“Backseat Freestyle” by Kendrick Lamar (2012)

Kendrick Lamar’s “Backseat Freestyle” is the Black male ego run unchecked…and it’s awesome.

In my previous Kendrick post, I mentioned how hip-hop has a swagger that, as a Black man, makes me feel unstoppable in the right context. Certain artists do that for me: Jay, Kanye, Talib Kweli. Ballers have that swagger too: J.R. Smith, LeBron, Mark Jackson, even Dennis Rodman. They knew they were the shit and didn’t feel compelled to downplay their talents just to appease White folks, which is something I’ve certainly done in the past (because there’s nothing more scary to White men specifically than an intelligent, confident Black man) and I don’t think is an experience unique to me. Black men are conditioned to think that they are less-than, and there’s nothing wrong with a motivational kick in the ass as a reminder that you’re just as (or more) smart and you’re just as (or more) qualified.

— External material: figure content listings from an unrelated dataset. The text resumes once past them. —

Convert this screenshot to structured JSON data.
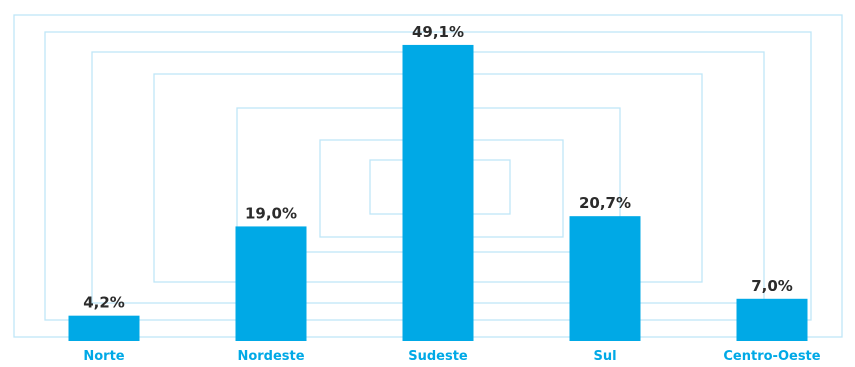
{
  "chart_data": {
    "type": "bar",
    "title": "",
    "xlabel": "",
    "ylabel": "",
    "categories": [
      "Norte",
      "Nordeste",
      "Sudeste",
      "Sul",
      "Centro-Oeste"
    ],
    "values": [
      4.2,
      19.0,
      49.1,
      20.7,
      7.0
    ],
    "value_labels": [
      "4,2%",
      "19,0%",
      "49,1%",
      "20,7%",
      "7,0%"
    ],
    "ylim": [
      0,
      50
    ],
    "grid": false,
    "legend": "none",
    "colors": {
      "bar": "#00a9e6",
      "category_label": "#00a9e6",
      "value_label": "#2b2b2b",
      "decoration": "#bfe6f7"
    }
  }
}
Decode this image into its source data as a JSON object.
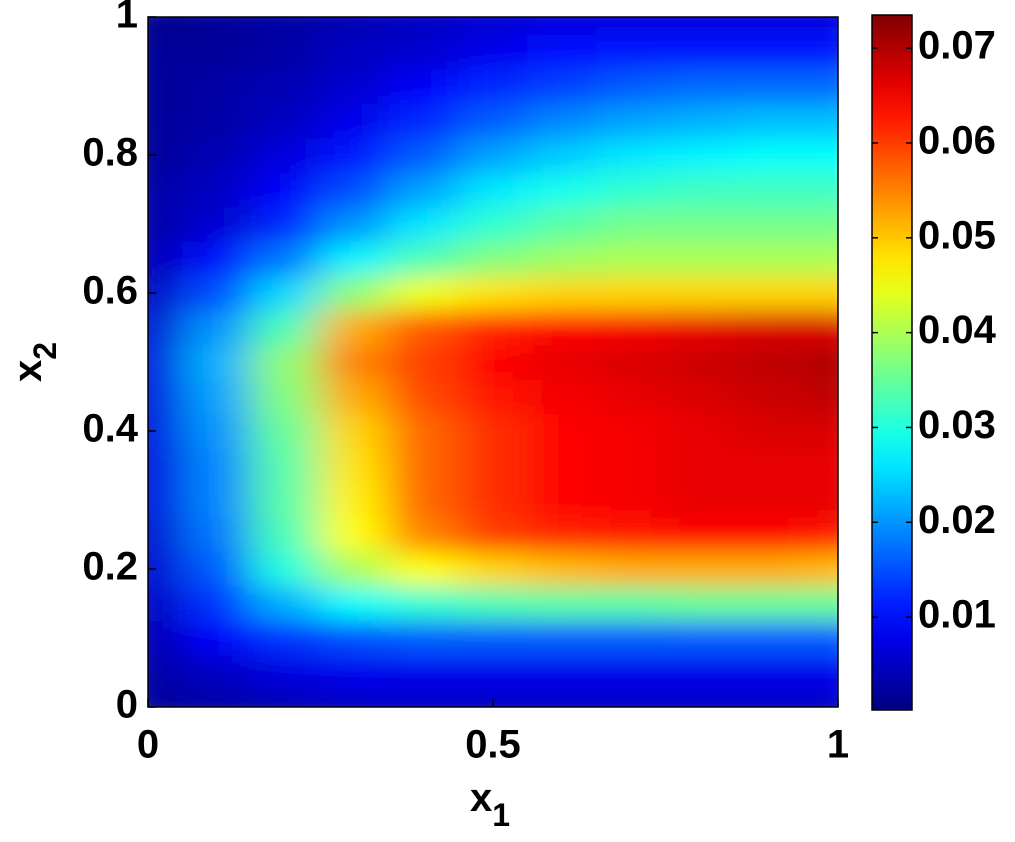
{
  "chart_data": {
    "type": "heatmap",
    "colormap": "jet",
    "x": [
      0,
      0.1,
      0.2,
      0.3,
      0.4,
      0.5,
      0.6,
      0.7,
      0.8,
      0.9,
      1
    ],
    "y": [
      0,
      0.05,
      0.1,
      0.15,
      0.2,
      0.25,
      0.3,
      0.35,
      0.4,
      0.45,
      0.5,
      0.55,
      0.6,
      0.65,
      0.7,
      0.75,
      0.8,
      0.85,
      0.9,
      0.95,
      1
    ],
    "z": [
      [
        0.002,
        0.003,
        0.004,
        0.005,
        0.005,
        0.005,
        0.005,
        0.005,
        0.005,
        0.005,
        0.005
      ],
      [
        0.003,
        0.005,
        0.007,
        0.008,
        0.008,
        0.008,
        0.008,
        0.008,
        0.008,
        0.008,
        0.008
      ],
      [
        0.004,
        0.009,
        0.013,
        0.015,
        0.016,
        0.016,
        0.016,
        0.016,
        0.016,
        0.016,
        0.016
      ],
      [
        0.005,
        0.013,
        0.022,
        0.028,
        0.031,
        0.033,
        0.034,
        0.034,
        0.035,
        0.035,
        0.035
      ],
      [
        0.006,
        0.016,
        0.03,
        0.04,
        0.046,
        0.049,
        0.051,
        0.052,
        0.052,
        0.052,
        0.051
      ],
      [
        0.006,
        0.018,
        0.033,
        0.046,
        0.055,
        0.06,
        0.062,
        0.063,
        0.064,
        0.064,
        0.063
      ],
      [
        0.007,
        0.019,
        0.034,
        0.047,
        0.057,
        0.061,
        0.064,
        0.065,
        0.066,
        0.066,
        0.066
      ],
      [
        0.007,
        0.019,
        0.034,
        0.048,
        0.057,
        0.061,
        0.064,
        0.065,
        0.066,
        0.066,
        0.066
      ],
      [
        0.007,
        0.02,
        0.035,
        0.049,
        0.057,
        0.061,
        0.064,
        0.065,
        0.066,
        0.067,
        0.067
      ],
      [
        0.007,
        0.021,
        0.037,
        0.052,
        0.059,
        0.063,
        0.065,
        0.066,
        0.067,
        0.068,
        0.069
      ],
      [
        0.007,
        0.022,
        0.038,
        0.055,
        0.06,
        0.064,
        0.066,
        0.067,
        0.068,
        0.069,
        0.07
      ],
      [
        0.006,
        0.02,
        0.033,
        0.052,
        0.058,
        0.062,
        0.064,
        0.065,
        0.066,
        0.067,
        0.067
      ],
      [
        0.005,
        0.015,
        0.025,
        0.038,
        0.045,
        0.048,
        0.049,
        0.049,
        0.049,
        0.049,
        0.049
      ],
      [
        0.004,
        0.01,
        0.018,
        0.027,
        0.033,
        0.037,
        0.039,
        0.04,
        0.04,
        0.04,
        0.04
      ],
      [
        0.003,
        0.006,
        0.012,
        0.02,
        0.026,
        0.031,
        0.034,
        0.036,
        0.036,
        0.036,
        0.036
      ],
      [
        0.003,
        0.005,
        0.009,
        0.015,
        0.021,
        0.026,
        0.029,
        0.031,
        0.032,
        0.032,
        0.032
      ],
      [
        0.002,
        0.004,
        0.007,
        0.011,
        0.016,
        0.021,
        0.024,
        0.026,
        0.027,
        0.028,
        0.028
      ],
      [
        0.002,
        0.003,
        0.005,
        0.008,
        0.012,
        0.016,
        0.019,
        0.021,
        0.022,
        0.023,
        0.023
      ],
      [
        0.002,
        0.003,
        0.004,
        0.006,
        0.009,
        0.012,
        0.014,
        0.016,
        0.017,
        0.017,
        0.017
      ],
      [
        0.002,
        0.002,
        0.003,
        0.005,
        0.006,
        0.008,
        0.01,
        0.011,
        0.011,
        0.011,
        0.011
      ],
      [
        0.001,
        0.002,
        0.003,
        0.004,
        0.005,
        0.006,
        0.007,
        0.007,
        0.007,
        0.007,
        0.007
      ]
    ],
    "xlim": [
      0,
      1
    ],
    "ylim": [
      0,
      1
    ],
    "xticks": [
      0,
      0.5,
      1
    ],
    "yticks": [
      0,
      0.2,
      0.4,
      0.6,
      0.8,
      1
    ],
    "xlabel": [
      "x",
      "1"
    ],
    "ylabel": [
      "x",
      "2"
    ],
    "colorbar": {
      "clim": [
        0.0002,
        0.0735
      ],
      "ticks": [
        0.01,
        0.02,
        0.03,
        0.04,
        0.05,
        0.06,
        0.07
      ]
    }
  }
}
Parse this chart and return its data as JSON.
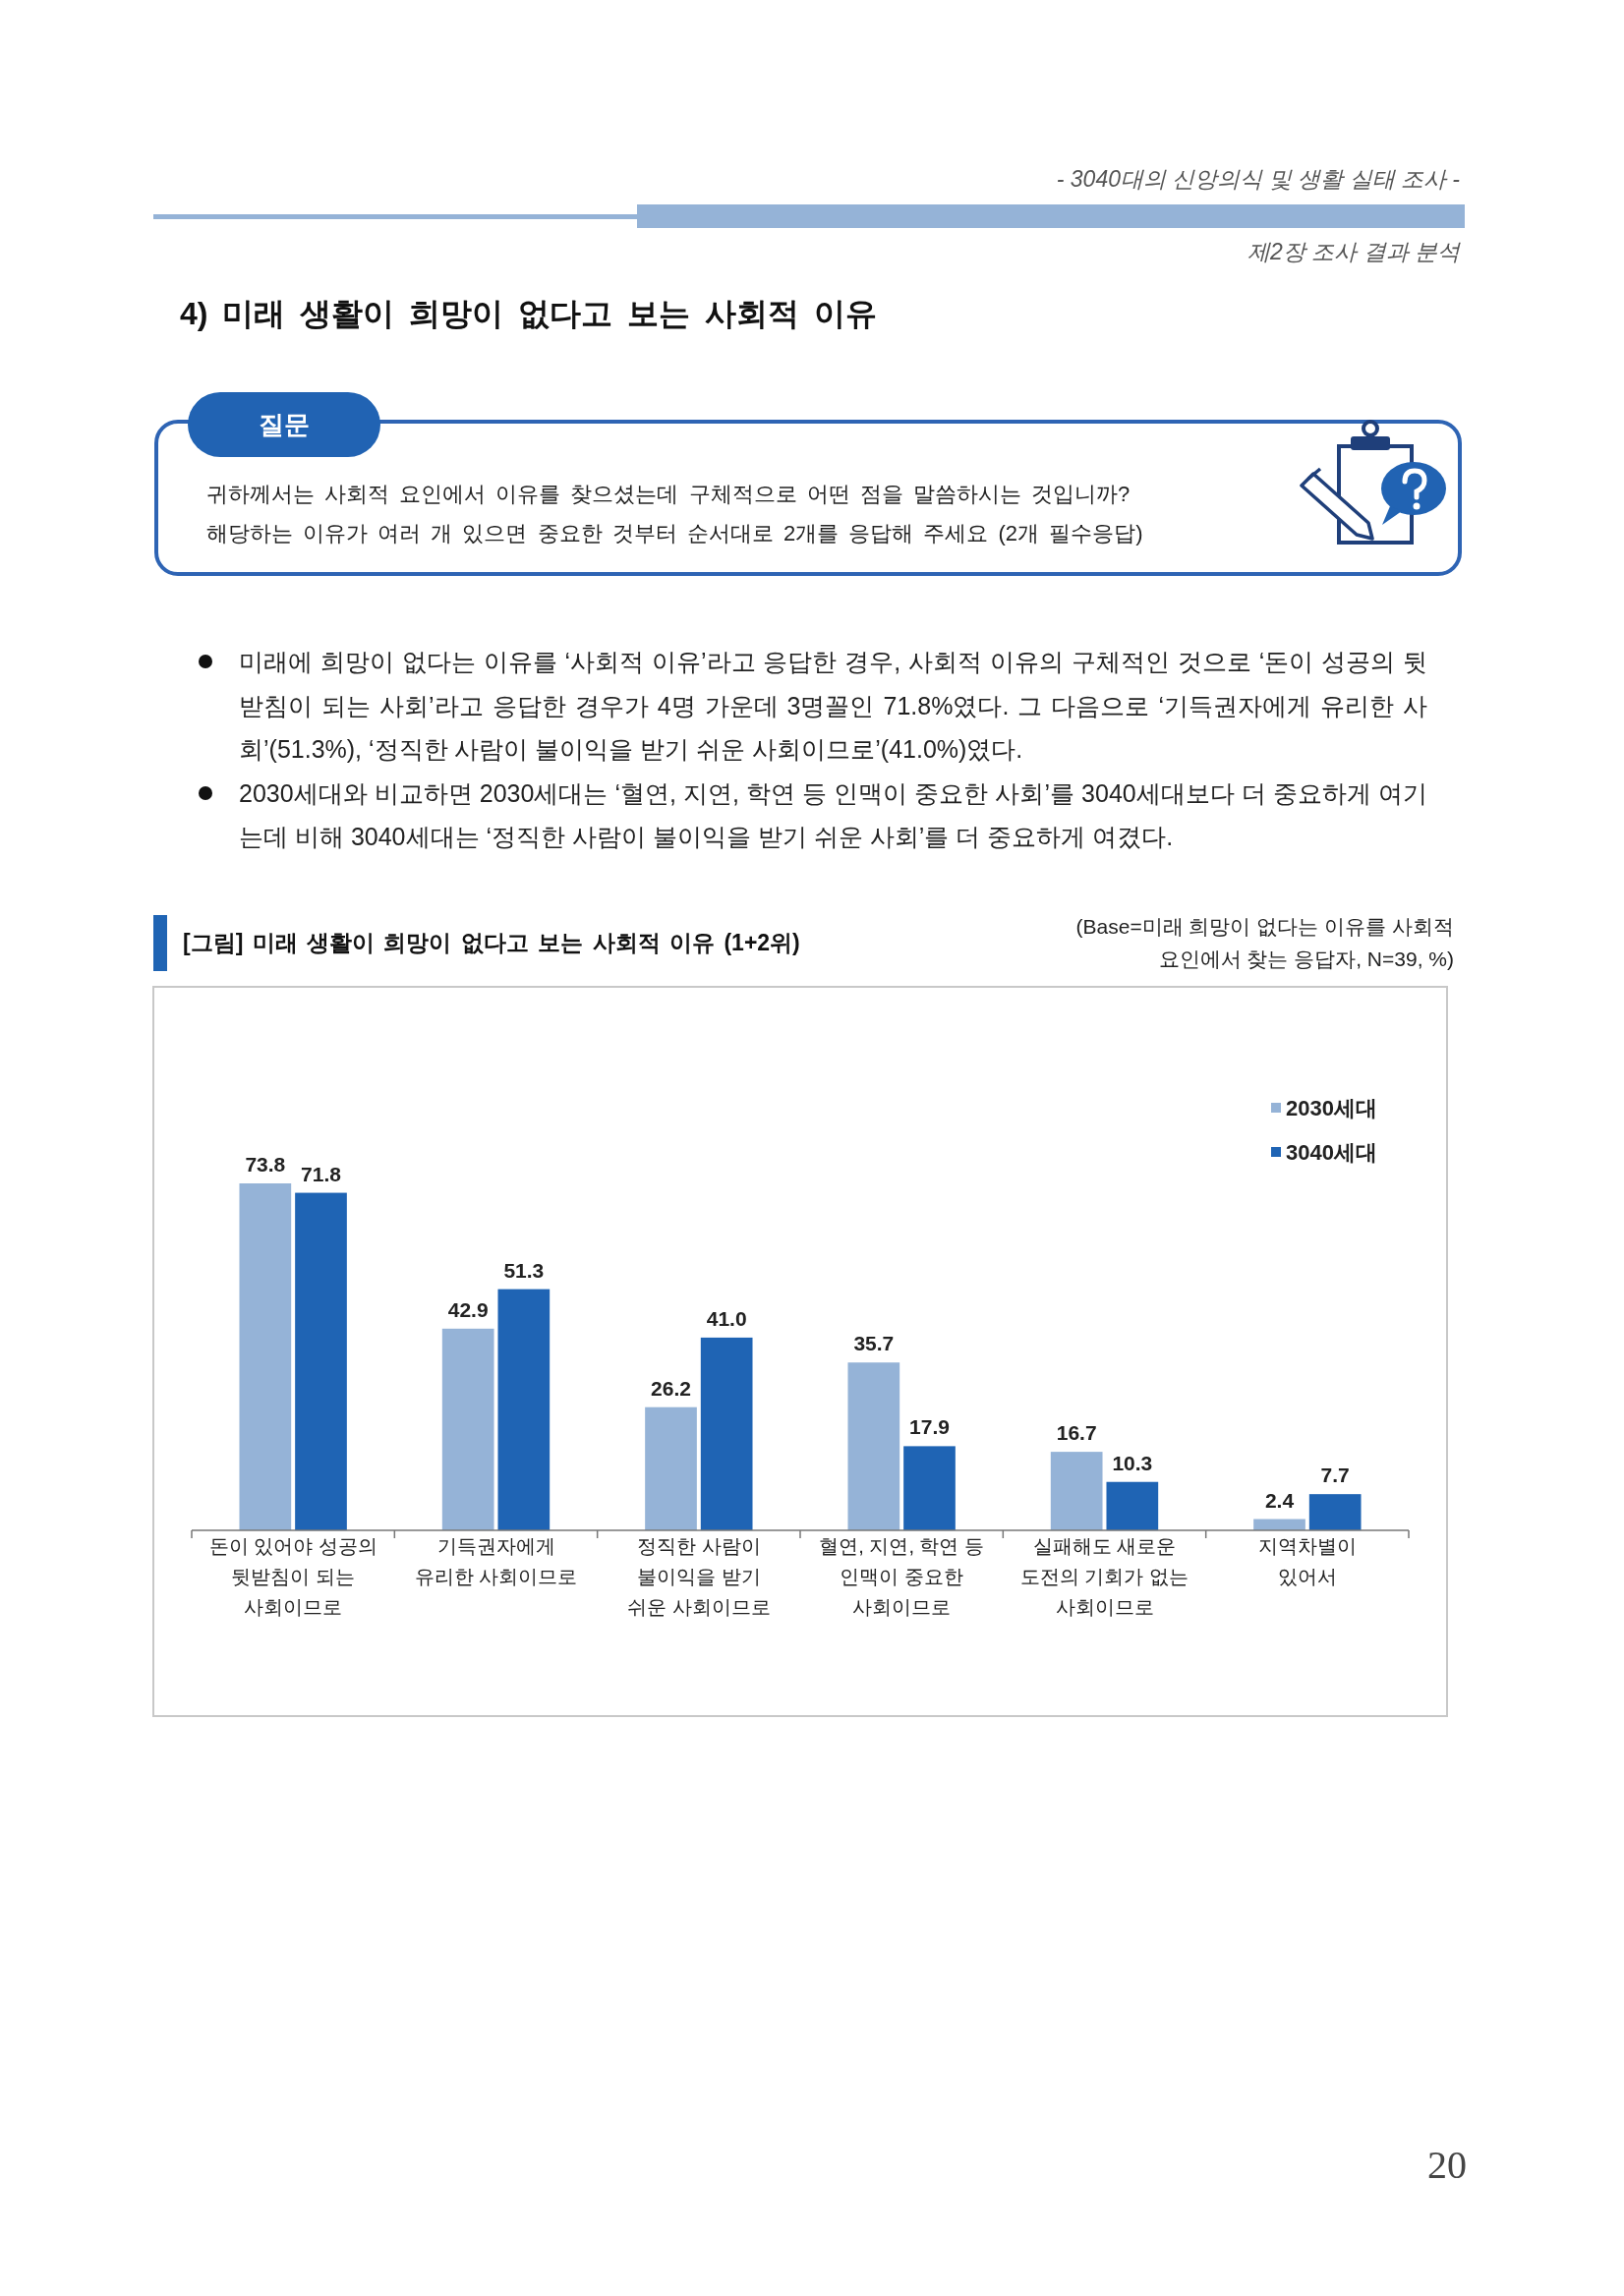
{
  "chart_data": {
    "type": "bar",
    "title": "[그림] 미래 생활이 희망이 없다고 보는 사회적 이유 (1+2위)",
    "categories": [
      "돈이 있어야 성공의\n뒷받침이 되는\n사회이므로",
      "기득권자에게\n유리한 사회이므로",
      "정직한 사람이\n불이익을 받기\n쉬운 사회이므로",
      "혈연, 지연, 학연 등\n인맥이 중요한\n사회이므로",
      "실패해도 새로운\n도전의 기회가 없는\n사회이므로",
      "지역차별이\n있어서"
    ],
    "series": [
      {
        "name": "2030세대",
        "color": "#95b3d7",
        "values": [
          73.8,
          42.9,
          26.2,
          35.7,
          16.7,
          2.4
        ],
        "value_labels": [
          "73.8",
          "42.9",
          "26.2",
          "35.7",
          "16.7",
          "2.4"
        ]
      },
      {
        "name": "3040세대",
        "color": "#1f64b4",
        "values": [
          71.8,
          51.3,
          41.0,
          17.9,
          10.3,
          7.7
        ],
        "value_labels": [
          "71.8",
          "51.3",
          "41.0",
          "17.9",
          "10.3",
          "7.7"
        ]
      }
    ],
    "tick_labels": "x",
    "legend": "top right",
    "annotations": [
      "- 3040대의 신앙의식 및 생활 실태 조사 -",
      "제2장 조사 결과 분석",
      "4) 미래 생활이 희망이 없다고 보는 사회적 이유",
      "질문",
      "귀하께서는 사회적 요인에서 이유를 찾으셨는데 구체적으로 어떤 점을 말씀하시는 것입니까?",
      "해당하는 이유가 여러 개 있으면 중요한 것부터 순서대로 2개를 응답해 주세요 (2개 필수응답)",
      "미래에 희망이 없다는 이유를 ‘사회적 이유’라고 응답한 경우, 사회적 이유의 구체적인 것으로 ‘돈이 성공의 뒷받침이 되는 사회’라고 응답한 경우가 4명 가운데 3명꼴인 71.8%였다. 그 다음으로 ‘기득권자에게 유리한 사회’(51.3%), ‘정직한 사람이 불이익을 받기 쉬운 사회이므로’(41.0%)였다.",
      "2030세대와 비교하면 2030세대는 ‘혈연, 지연, 학연 등 인맥이 중요한 사회’를 3040세대보다 더 중요하게 여기는데 비해 3040세대는 ‘정직한 사람이 불이익을 받기 쉬운 사회’를 더 중요하게 여겼다.",
      "(Base=미래 희망이 없다는 이유를 사회적 요인에서 찾는 응답자, N=39, %)",
      "20"
    ]
  }
}
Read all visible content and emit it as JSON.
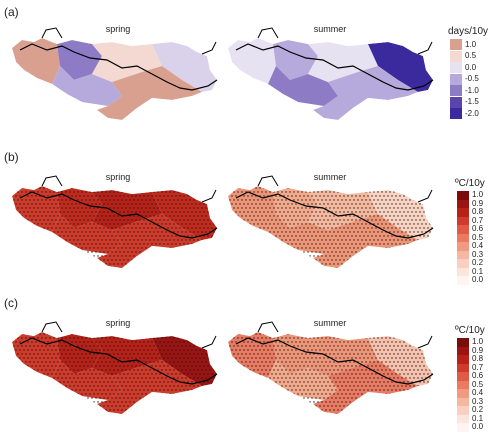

Motivational capabilities aside, Kendrick conducts a master class in rhyming. I read that “Backseat Freestyle” was inspired by Eminem, and Kendrick absorbs Em’s internal rhyme schemes and hyperspeed rhyming and puts some stank on it. That last verse is some head-spinning-in-Poltergeist type shit. Dick-grabbing, chest-puffing, comparing-his-dreams-to-MLK (ain’t nothing wrong with that), Michael Jackson standing-with-his-arm-up on Motown 25 type shit.